Background
Incidental thyroid findings (ITFs) are increasingly detected on imaging performed for non-thyroid indications. Their growing prevalence and subsequent clinical implications remain poorly understood, raising concerns about overdiagnosis and unnecessary interventions. This study leverages artificial intelligence to systematically analyze radiology reports and assess the epidemiology and outcomes of ITFs.
Study Design
The retrospective cohort study included 115,683 adults without prior thyroid disease who underwent thyroid-capturing imaging at Mayo Clinic sites from July 1, 2017, to September 30, 2023. A transformer-based natural language processing (NLP) pipeline identified ITFs and extracted nodule characteristics from radiology reports across multiple imaging modalities.
Key Findings
Among the study population (mean age 56.8 years, 52.9% women), 7.8% had an ITF, with 92.9% being nodular.
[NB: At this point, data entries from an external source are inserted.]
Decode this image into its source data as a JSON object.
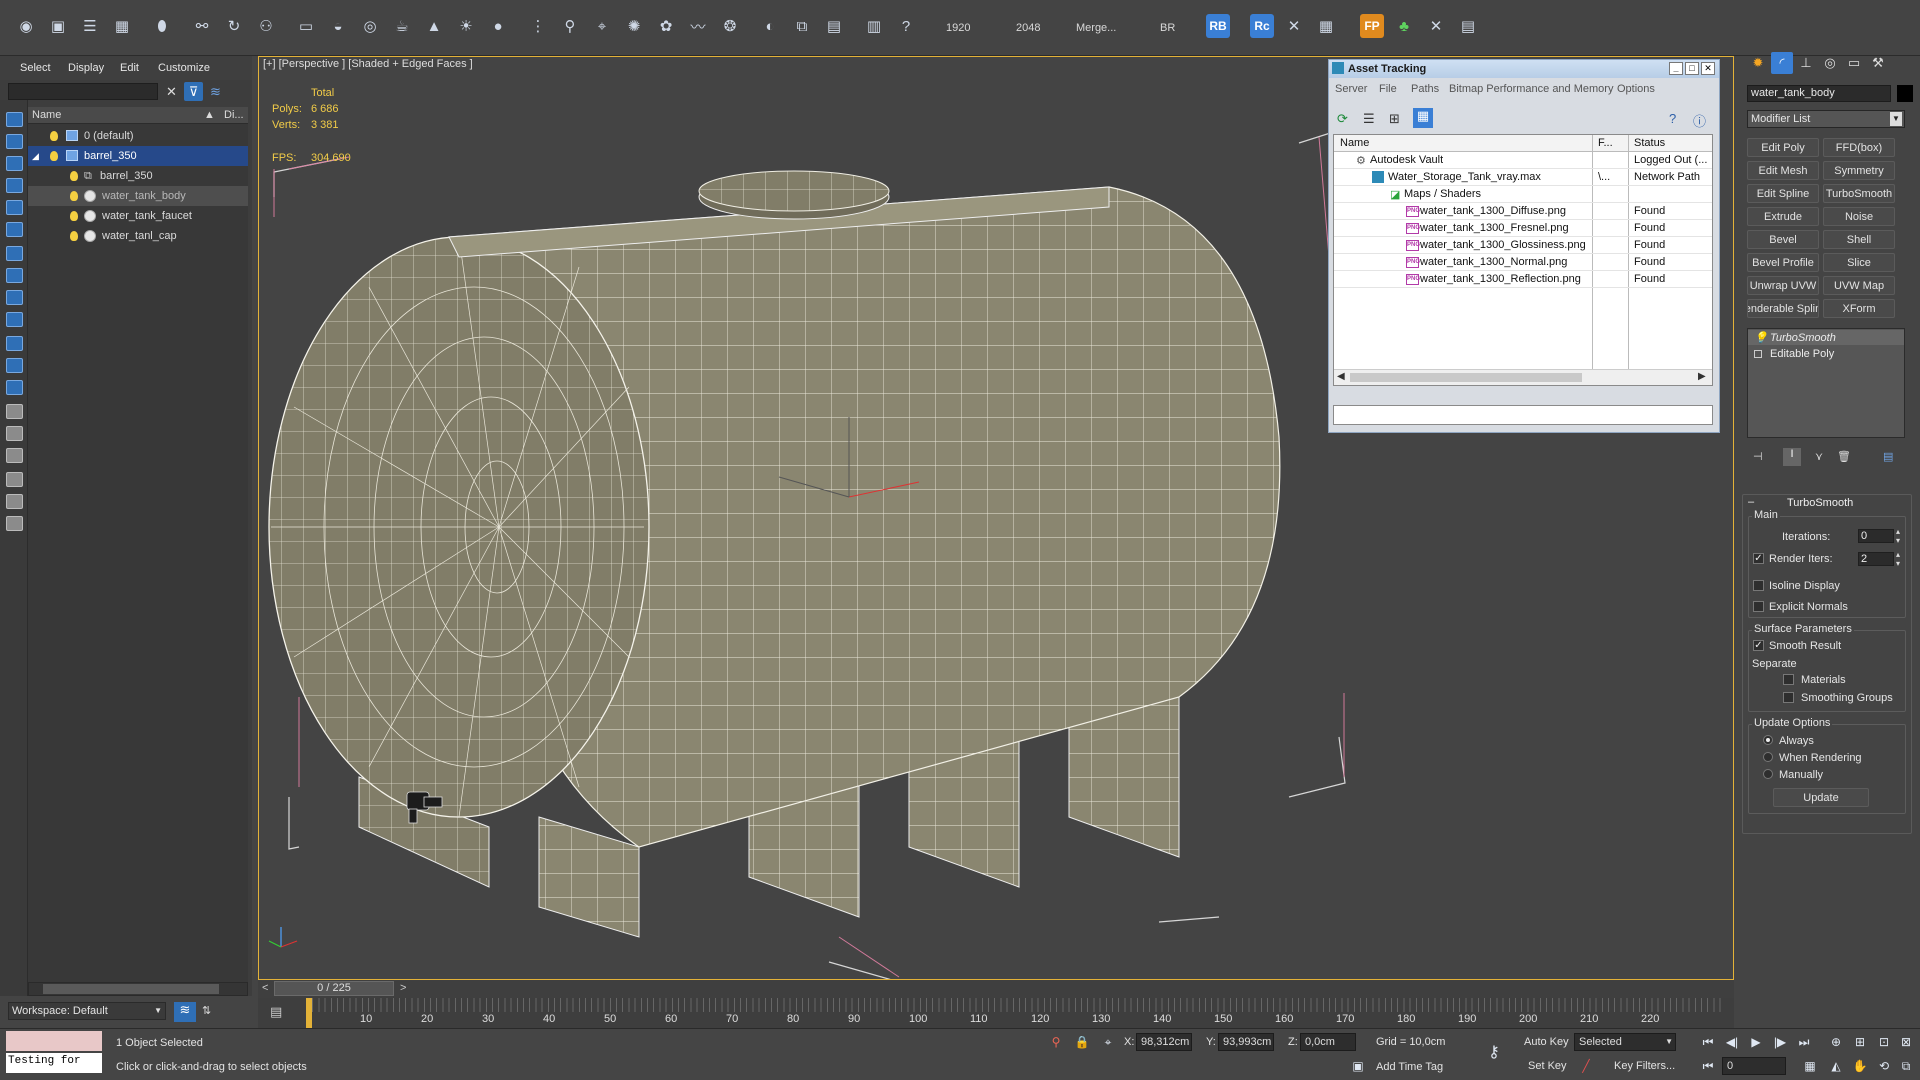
{
  "toolbar": {
    "render_width": "1920",
    "render_height": "2048",
    "merge_label": "Merge...",
    "br_label": "BR",
    "rb_label": "RB",
    "rc_label": "Rc",
    "fp_label": "FP"
  },
  "explorer": {
    "menu": [
      "Select",
      "Display",
      "Edit",
      "Customize"
    ],
    "header_name": "Name",
    "header_di": "Di...",
    "items": [
      {
        "label": "0 (default)",
        "kind": "layer"
      },
      {
        "label": "barrel_350",
        "kind": "layer",
        "selected": true
      },
      {
        "label": "barrel_350",
        "kind": "group"
      },
      {
        "label": "water_tank_body",
        "kind": "object",
        "highlighted": true
      },
      {
        "label": "water_tank_faucet",
        "kind": "object"
      },
      {
        "label": "water_tanl_cap",
        "kind": "object"
      }
    ],
    "workspace": "Workspace: Default"
  },
  "viewport": {
    "label": "[+] [Perspective ] [Shaded + Edged Faces ]",
    "stats_header": "Total",
    "polys_label": "Polys:",
    "polys_value": "6 686",
    "verts_label": "Verts:",
    "verts_value": "3 381",
    "fps_label": "FPS:",
    "fps_value": "304.690",
    "frame_counter": "0 / 225"
  },
  "asset_tracking": {
    "title": "Asset Tracking",
    "menu": [
      "Server",
      "File",
      "Paths",
      "Bitmap Performance and Memory",
      "Options"
    ],
    "columns": [
      "Name",
      "F...",
      "Status"
    ],
    "rows": [
      {
        "name": "Autodesk Vault",
        "f": "",
        "status": "Logged Out (...",
        "indent": 1,
        "icon": "vault"
      },
      {
        "name": "Water_Storage_Tank_vray.max",
        "f": "\\...",
        "status": "Network Path",
        "indent": 2,
        "icon": "max"
      },
      {
        "name": "Maps / Shaders",
        "f": "",
        "status": "",
        "indent": 3,
        "icon": "maps"
      },
      {
        "name": "water_tank_1300_Diffuse.png",
        "f": "",
        "status": "Found",
        "indent": 4,
        "icon": "png"
      },
      {
        "name": "water_tank_1300_Fresnel.png",
        "f": "",
        "status": "Found",
        "indent": 4,
        "icon": "png"
      },
      {
        "name": "water_tank_1300_Glossiness.png",
        "f": "",
        "status": "Found",
        "indent": 4,
        "icon": "png"
      },
      {
        "name": "water_tank_1300_Normal.png",
        "f": "",
        "status": "Found",
        "indent": 4,
        "icon": "png"
      },
      {
        "name": "water_tank_1300_Reflection.png",
        "f": "",
        "status": "Found",
        "indent": 4,
        "icon": "png"
      }
    ],
    "png_badge": "PNG"
  },
  "command_panel": {
    "object_name": "water_tank_body",
    "modifier_list": "Modifier List",
    "modifier_buttons": [
      "Edit Poly",
      "FFD(box)",
      "Edit Mesh",
      "Symmetry",
      "Edit Spline",
      "TurboSmooth",
      "Extrude",
      "Noise",
      "Bevel",
      "Shell",
      "Bevel Profile",
      "Slice",
      "Unwrap UVW",
      "UVW Map",
      "enderable Splin",
      "XForm"
    ],
    "stack": [
      "TurboSmooth",
      "Editable Poly"
    ],
    "turbosmooth": {
      "title": "TurboSmooth",
      "main_label": "Main",
      "iterations_label": "Iterations:",
      "iterations_value": "0",
      "render_iters_label": "Render Iters:",
      "render_iters_value": "2",
      "render_iters_checked": true,
      "isoline_label": "Isoline Display",
      "explicit_label": "Explicit Normals",
      "surface_label": "Surface Parameters",
      "smooth_result_label": "Smooth Result",
      "smooth_result_checked": true,
      "separate_label": "Separate",
      "materials_label": "Materials",
      "smoothing_groups_label": "Smoothing Groups",
      "update_options_label": "Update Options",
      "always_label": "Always",
      "when_rendering_label": "When Rendering",
      "manually_label": "Manually",
      "update_button": "Update"
    }
  },
  "timeline": {
    "ticks": [
      "10",
      "20",
      "30",
      "40",
      "50",
      "60",
      "70",
      "80",
      "90",
      "100",
      "110",
      "120",
      "130",
      "140",
      "150",
      "160",
      "170",
      "180",
      "190",
      "200",
      "210",
      "220"
    ],
    "tick_values": [
      10,
      20,
      30,
      40,
      50,
      60,
      70,
      80,
      90,
      100,
      110,
      120,
      130,
      140,
      150,
      160,
      170,
      180,
      190,
      200,
      210,
      220
    ]
  },
  "status": {
    "listener_text": "Testing for",
    "selection": "1 Object Selected",
    "prompt": "Click or click-and-drag to select objects",
    "x_label": "X:",
    "x_value": "98,312cm",
    "y_label": "Y:",
    "y_value": "93,993cm",
    "z_label": "Z:",
    "z_value": "0,0cm",
    "grid": "Grid = 10,0cm",
    "add_time_tag": "Add Time Tag",
    "auto_key": "Auto Key",
    "set_key": "Set Key",
    "selected_option": "Selected",
    "key_filters": "Key Filters...",
    "frame_value": "0"
  },
  "colors": {
    "selection_blue": "#26498a",
    "viewport_border": "#e3b238",
    "stat_yellow": "#f2cc48",
    "tank_fill": "#8a8670"
  }
}
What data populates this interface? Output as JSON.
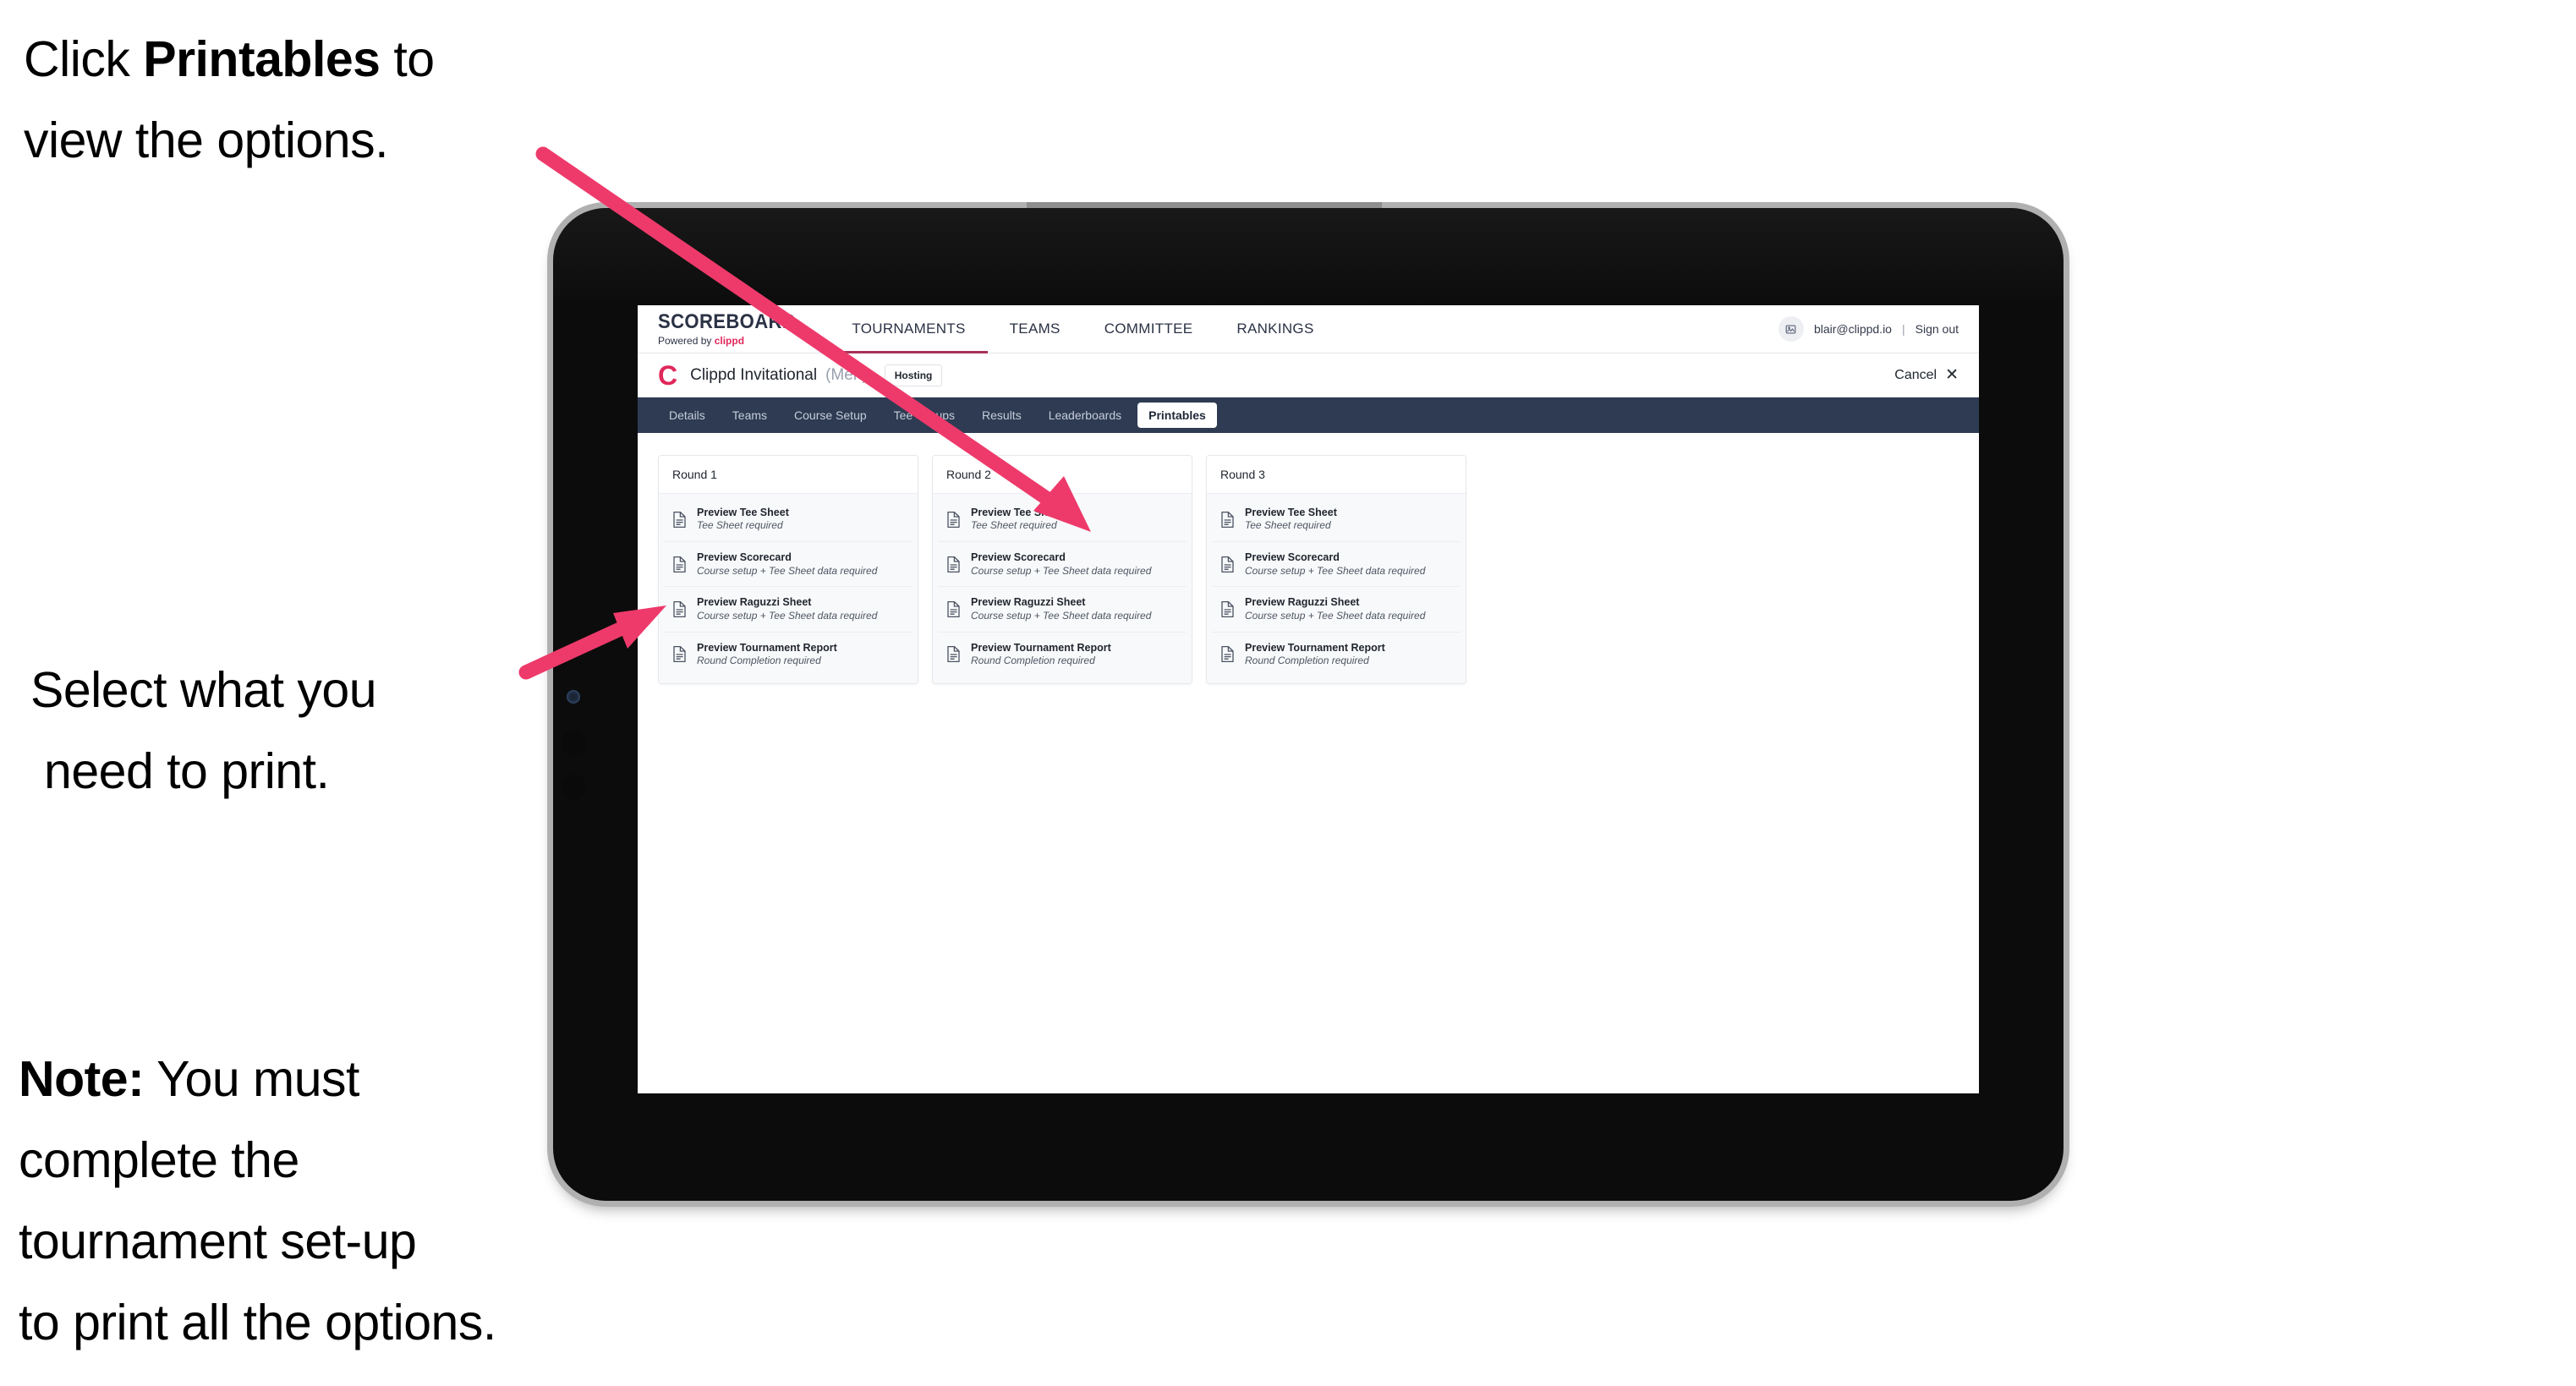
{
  "annotations": {
    "callout_1": {
      "pre": "Click ",
      "bold": "Printables",
      "post": " to",
      "line2": "view the options."
    },
    "callout_2": {
      "line1": "Select what you",
      "line2": "need to print."
    },
    "callout_3": {
      "bold": "Note:",
      "rest": " You must",
      "line2": "complete the",
      "line3": "tournament set-up",
      "line4": "to print all the options."
    },
    "arrow_color": "#ee3a6b"
  },
  "app": {
    "brand": {
      "title": "SCOREBOARD",
      "sub_pre": "Powered by ",
      "sub_brand": "clippd"
    },
    "topnav": {
      "tabs": [
        {
          "label": "TOURNAMENTS",
          "active": true
        },
        {
          "label": "TEAMS",
          "active": false
        },
        {
          "label": "COMMITTEE",
          "active": false
        },
        {
          "label": "RANKINGS",
          "active": false
        }
      ],
      "active_underline_color": "#a8315a",
      "avatar_icon": "user-avatar-icon",
      "user_email": "blair@clippd.io",
      "separator": "|",
      "sign_out_label": "Sign out"
    },
    "tournament_header": {
      "logo_letter": "C",
      "name": "Clippd Invitational",
      "gender": "(Men)",
      "status_badge": "Hosting",
      "cancel_label": "Cancel",
      "cancel_icon": "close-icon"
    },
    "tabbar": {
      "background": "#2e3b53",
      "tabs": [
        {
          "label": "Details",
          "active": false
        },
        {
          "label": "Teams",
          "active": false
        },
        {
          "label": "Course Setup",
          "active": false
        },
        {
          "label": "Tee Groups",
          "active": false
        },
        {
          "label": "Results",
          "active": false
        },
        {
          "label": "Leaderboards",
          "active": false
        },
        {
          "label": "Printables",
          "active": true
        }
      ]
    },
    "printables": {
      "rounds": [
        {
          "title": "Round 1",
          "items": [
            {
              "icon": "document-icon",
              "title": "Preview Tee Sheet",
              "sub": "Tee Sheet required"
            },
            {
              "icon": "document-icon",
              "title": "Preview Scorecard",
              "sub": "Course setup + Tee Sheet data required"
            },
            {
              "icon": "document-icon",
              "title": "Preview Raguzzi Sheet",
              "sub": "Course setup + Tee Sheet data required"
            },
            {
              "icon": "document-icon",
              "title": "Preview Tournament Report",
              "sub": "Round Completion required"
            }
          ]
        },
        {
          "title": "Round 2",
          "items": [
            {
              "icon": "document-icon",
              "title": "Preview Tee Sheet",
              "sub": "Tee Sheet required"
            },
            {
              "icon": "document-icon",
              "title": "Preview Scorecard",
              "sub": "Course setup + Tee Sheet data required"
            },
            {
              "icon": "document-icon",
              "title": "Preview Raguzzi Sheet",
              "sub": "Course setup + Tee Sheet data required"
            },
            {
              "icon": "document-icon",
              "title": "Preview Tournament Report",
              "sub": "Round Completion required"
            }
          ]
        },
        {
          "title": "Round 3",
          "items": [
            {
              "icon": "document-icon",
              "title": "Preview Tee Sheet",
              "sub": "Tee Sheet required"
            },
            {
              "icon": "document-icon",
              "title": "Preview Scorecard",
              "sub": "Course setup + Tee Sheet data required"
            },
            {
              "icon": "document-icon",
              "title": "Preview Raguzzi Sheet",
              "sub": "Course setup + Tee Sheet data required"
            },
            {
              "icon": "document-icon",
              "title": "Preview Tournament Report",
              "sub": "Round Completion required"
            }
          ]
        }
      ]
    }
  },
  "device": {
    "type": "tablet",
    "bezel_color": "#0c0c0c",
    "frame_color": "#b0b0b0",
    "hardware": [
      "front-camera",
      "volume-up-button",
      "volume-down-button"
    ]
  }
}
ITFs were more common in women, older adults, those with higher BMI, and in imaging ordered by non-Emergency Medicine specialties. Neck CT, PET, and nuclear medicine scans were more likely to detect ITFs compared to chest CT. Nodule characteristics were poorly documented, with size reported in only 44% of cases. Patients with ITFs had significantly higher odds of subsequent thyroid nodule diagnosis (OR 45), biopsy (OR 46.8), thyroidectomy (OR 55.8), and thyroid cancer diagnosis (OR 61.7). Most cancers were papillary thyroid carcinomas, larger when detected after ITFs (2 cm vs 1.3 cm).
Expert Commentary
This study provides compelling evidence that incidental thyroid findings frequently trigger diagnostic cascades leading to the detection of small, low-risk cancers. The findings underscore the potential for overdiagnosis and highlight the need for standardized reporting and more selective follow-up protocols for ITFs.
Conclusion
The AI-enabled analysis demonstrates that incidental thyroid findings are common and strongly associated with clinical cascades. These results call for a re-evaluation of current management approaches to minimize unnecessary interventions while ensuring appropriate diagnosis of clinically significant thyroid pathology.